The arrow-headed line in figure 3.1 passes through the long right fusiform gyrus (FG). In this specialized visual association region, we do more than integrate codes for color sensitivities. We also decode the separate identities of individual human faces and process the form of objects. The close proximities among these three crucial adjacent functions might now be relevant to an additional seemingly lateralized human bias. Part cultural, part psycho-physiological, it was disclosed during a survey of 659 paintings hanging in the Louvre in Paris: Artists who painted portraits during the thirteenth to nineteenth centuries often represented the light that illuminated their subjects’ faces as having arisen from one direction.²⁷

• Is there evidence that this illumination tended to arrive from a source external to the left side of their canvas?

Yes. The illumination appeared 8.6 times more often from the left than from the right. In contrast, artists who painted landscape scenes were only 2.9 times more likely to depict these landscapes as having been illuminated by light arising from this left side. Artistic and photographic conventions evolved during subsequent centuries. [MS: 81, 210]

Potential Mechanisms Related to Intuitive Processing Functions

Our rigid Self-centeredness causes big problems for ourselves, for others, and for the ecosystems that we are all responsible for. Imprisoned in the axis of its fixed belief system, our privileged Self seems isolated from the rest of the turning universe, feeling no responsibility for others’ well-being.

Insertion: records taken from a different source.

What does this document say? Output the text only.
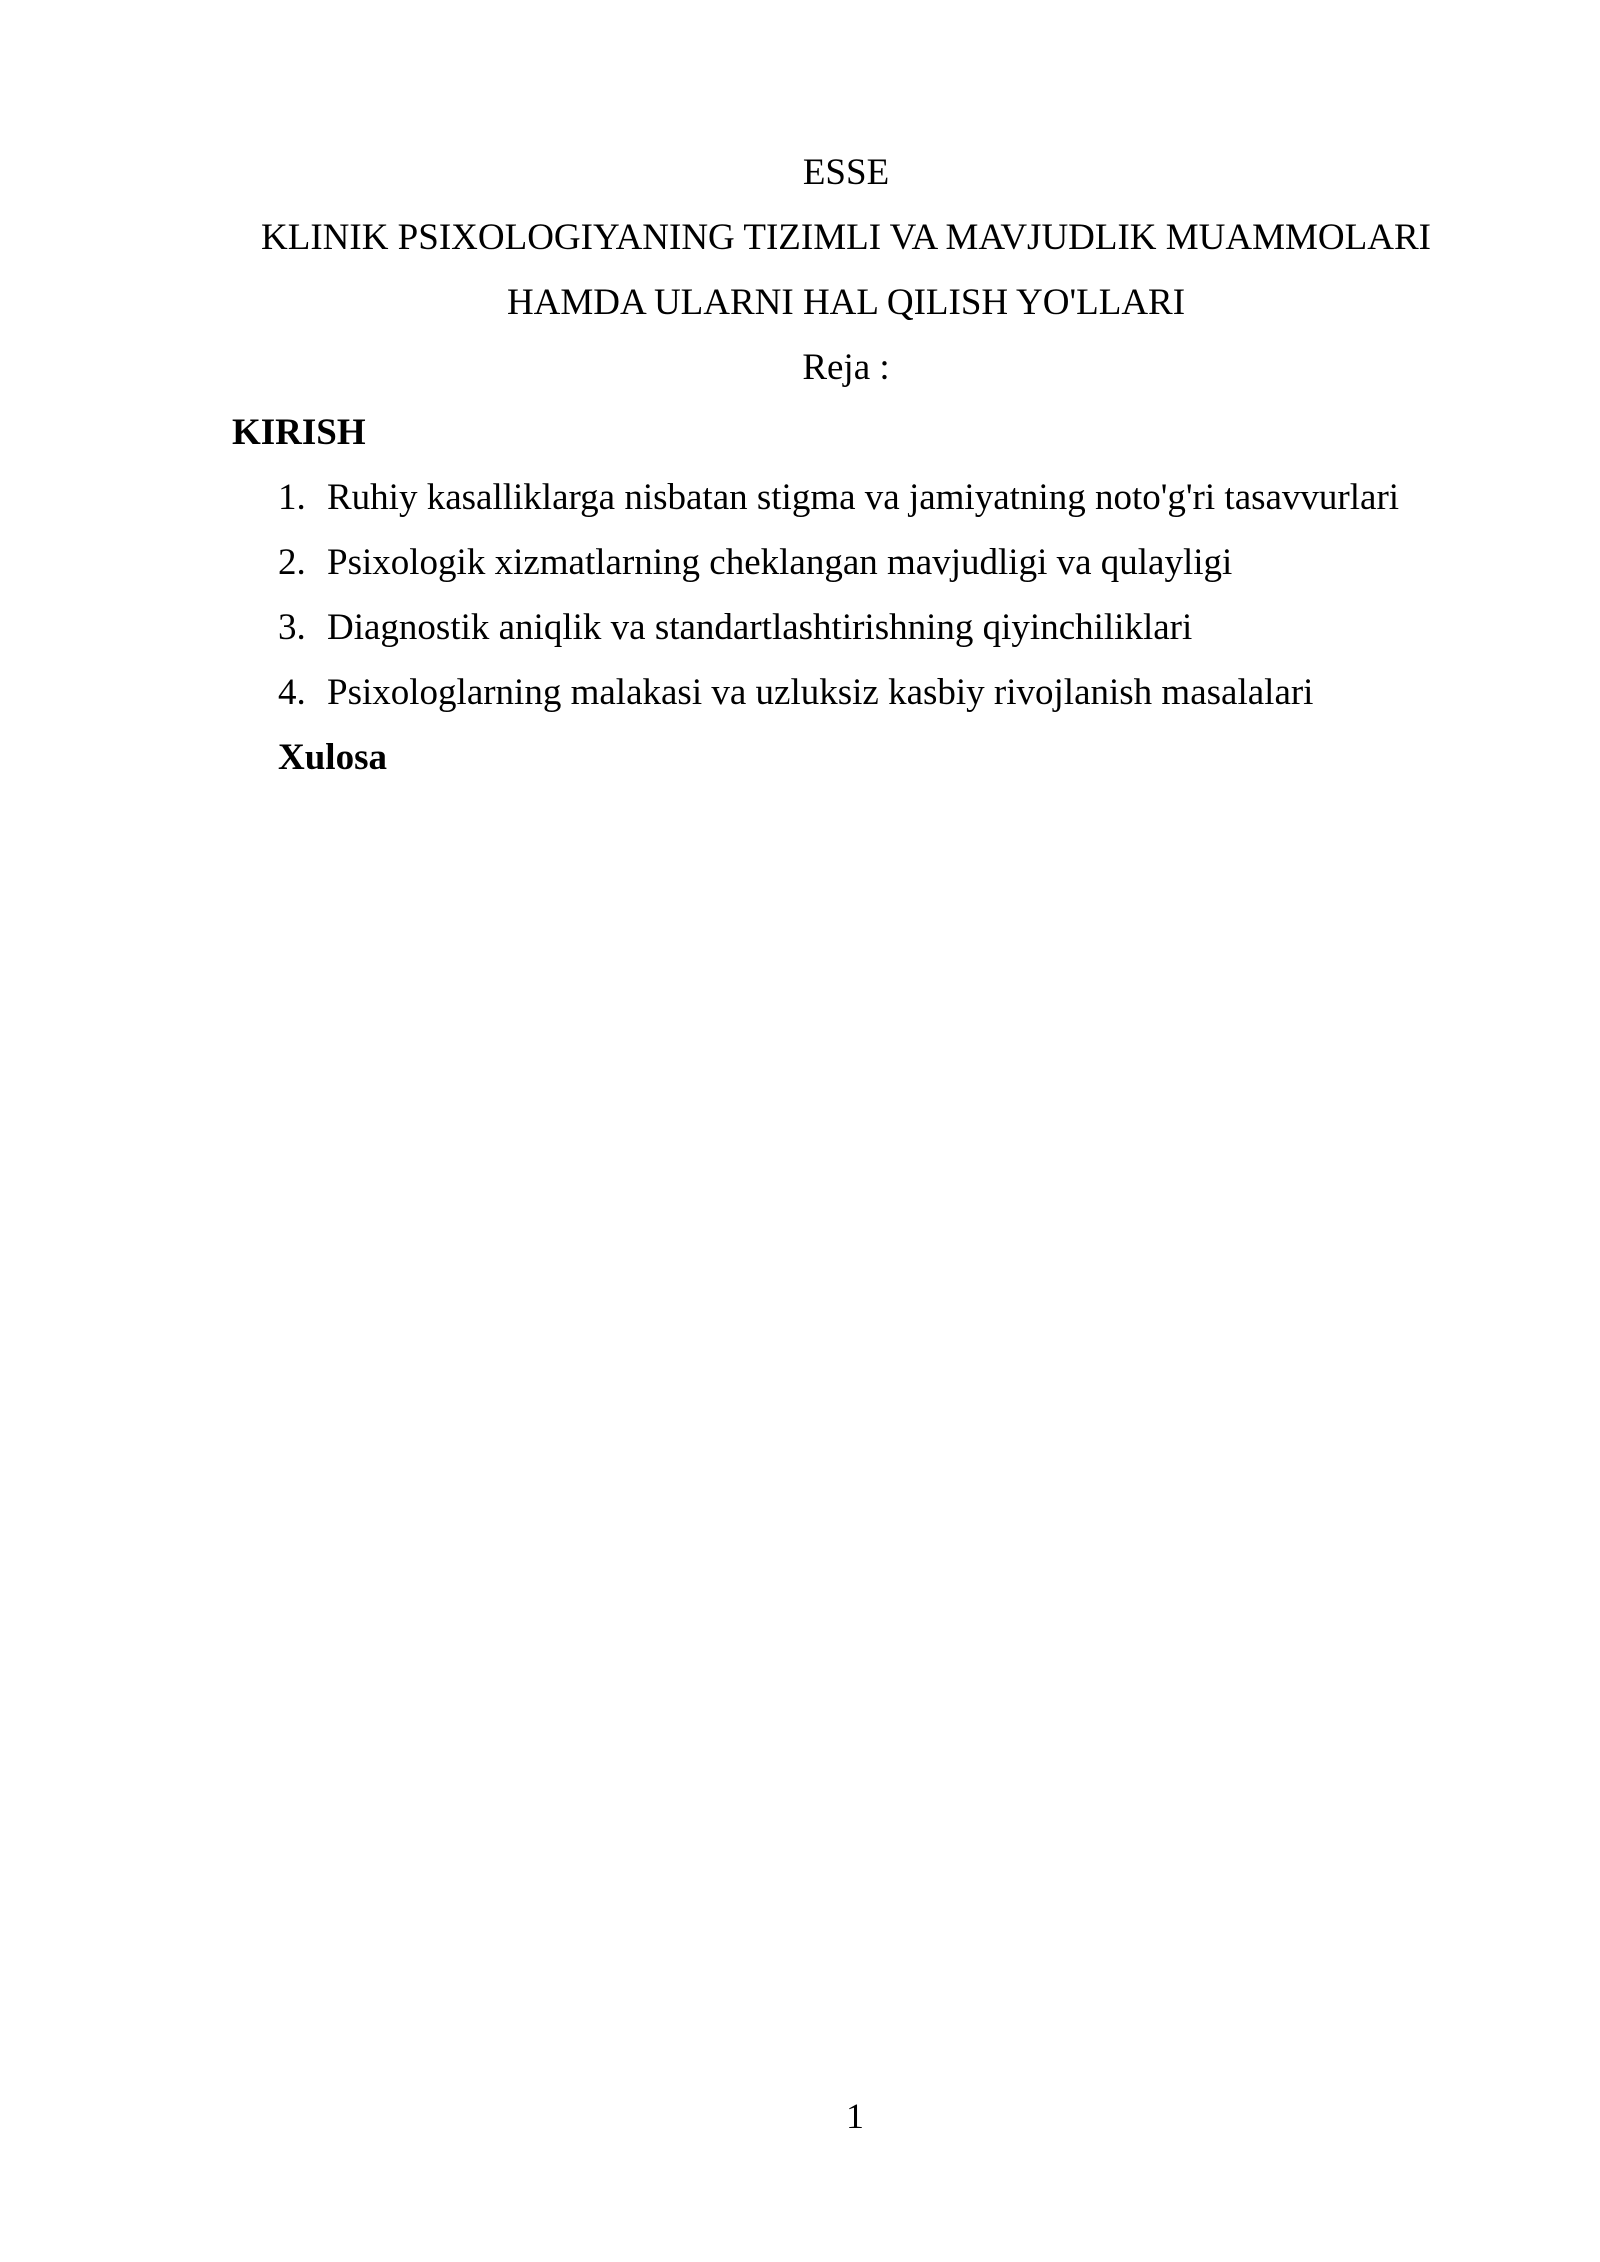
ESSE
KLINIK PSIXOLOGIYANING TIZIMLI VA MAVJUDLIK MUAMMOLARI
HAMDA ULARNI HAL QILISH YO'LLARI
Reja :
KIRISH
1. Ruhiy kasalliklarga nisbatan stigma va jamiyatning noto'g'ri tasavvurlari
2. Psixologik xizmatlarning cheklangan mavjudligi va qulayligi
3. Diagnostik aniqlik va standartlashtirishning qiyinchiliklari
4. Psixologlarning malakasi va uzluksiz kasbiy rivojlanish masalalari
Xulosa
1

Given the consequences of this restricted point of view, the late spontaneous visual phenomena described herein are not necessarily minor ephemera. Rather, they may be regarded as clues that might provide fresh perspectives for a planet suffering from a litany of Self-inflicted woes. Various lines of evidence keep informing us: subtle sources of illumination can arrive from elevations just above our old Self-limited mental horizon. Yes, their deep mechanisms still seem obscure, yet might they also have some potential to shed light on issues of paramount interest to humanity in general?

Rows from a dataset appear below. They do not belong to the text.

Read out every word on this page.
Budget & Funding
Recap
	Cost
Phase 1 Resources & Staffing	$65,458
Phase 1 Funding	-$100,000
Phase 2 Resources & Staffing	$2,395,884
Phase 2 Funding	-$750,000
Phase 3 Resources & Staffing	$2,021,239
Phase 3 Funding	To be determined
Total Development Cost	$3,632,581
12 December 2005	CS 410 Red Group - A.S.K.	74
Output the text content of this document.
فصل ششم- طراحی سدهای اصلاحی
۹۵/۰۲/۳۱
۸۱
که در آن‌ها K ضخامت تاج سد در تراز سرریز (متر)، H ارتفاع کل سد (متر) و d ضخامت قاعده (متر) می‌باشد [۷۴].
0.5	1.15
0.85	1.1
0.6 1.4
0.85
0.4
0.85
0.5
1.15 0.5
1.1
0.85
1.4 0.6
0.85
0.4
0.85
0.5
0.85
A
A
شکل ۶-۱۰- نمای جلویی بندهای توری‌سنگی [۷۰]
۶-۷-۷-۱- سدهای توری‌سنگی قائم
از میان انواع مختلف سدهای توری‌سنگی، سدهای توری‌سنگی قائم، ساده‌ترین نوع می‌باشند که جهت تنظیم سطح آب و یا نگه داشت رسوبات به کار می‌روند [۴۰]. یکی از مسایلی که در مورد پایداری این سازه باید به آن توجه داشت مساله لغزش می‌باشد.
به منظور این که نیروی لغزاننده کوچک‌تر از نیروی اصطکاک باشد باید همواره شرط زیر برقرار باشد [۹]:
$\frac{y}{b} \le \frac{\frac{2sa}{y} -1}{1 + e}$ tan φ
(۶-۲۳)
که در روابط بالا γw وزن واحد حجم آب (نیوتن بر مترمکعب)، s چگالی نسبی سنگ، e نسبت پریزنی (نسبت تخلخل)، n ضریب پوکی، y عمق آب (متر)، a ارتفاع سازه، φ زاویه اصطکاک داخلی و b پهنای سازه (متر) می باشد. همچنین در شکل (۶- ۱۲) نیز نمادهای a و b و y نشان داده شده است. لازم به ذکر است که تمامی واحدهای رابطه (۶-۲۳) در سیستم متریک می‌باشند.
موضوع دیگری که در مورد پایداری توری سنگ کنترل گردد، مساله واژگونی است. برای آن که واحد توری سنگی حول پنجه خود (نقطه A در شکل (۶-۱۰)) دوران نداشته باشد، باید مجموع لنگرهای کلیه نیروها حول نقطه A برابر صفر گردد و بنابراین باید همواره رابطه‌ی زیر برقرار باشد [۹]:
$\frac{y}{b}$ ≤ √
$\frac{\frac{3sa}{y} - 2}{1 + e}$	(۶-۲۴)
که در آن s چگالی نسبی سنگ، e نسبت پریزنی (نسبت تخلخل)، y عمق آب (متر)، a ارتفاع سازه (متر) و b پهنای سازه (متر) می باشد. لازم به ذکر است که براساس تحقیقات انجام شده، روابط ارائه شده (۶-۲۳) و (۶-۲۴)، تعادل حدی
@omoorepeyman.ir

At the barest minimum, let such a fresh perspective reassure other members of the author’s local Zen group. They are two men in their mid-40s. One is a professor of psychology who likens his slow play of colors to those of a lava lamp. The other is a retired marine. Having meditated regularly for the past five years, each person has a new understanding. Yes, their continuing to visualize colors during meditation might seem unusual, but it is not abnormal. Notably, the soft yellow-green and blue-purple colors seen by each meditator chiefly occupy the central fields and do not lateralize.

A recent local addition is a woman who has meditated regularly in the Vipassana tradition for the past 13 years. She meditates with her eyelids closed, as does one of the two men in the Zen group. She recalls her initial imagery as having been more of a deep blue and black in color. In recent years, yellow, green, and a variety of more vivid colors have developed in “circular swirls.” More colors develop in the later minutes of each sitting as she becomes more relaxed. The colors emerge only in the center and lower half of her visual field.

Chapter 13 looks beyond these meditative phenomena toward other implications of regaining a fresh perspective.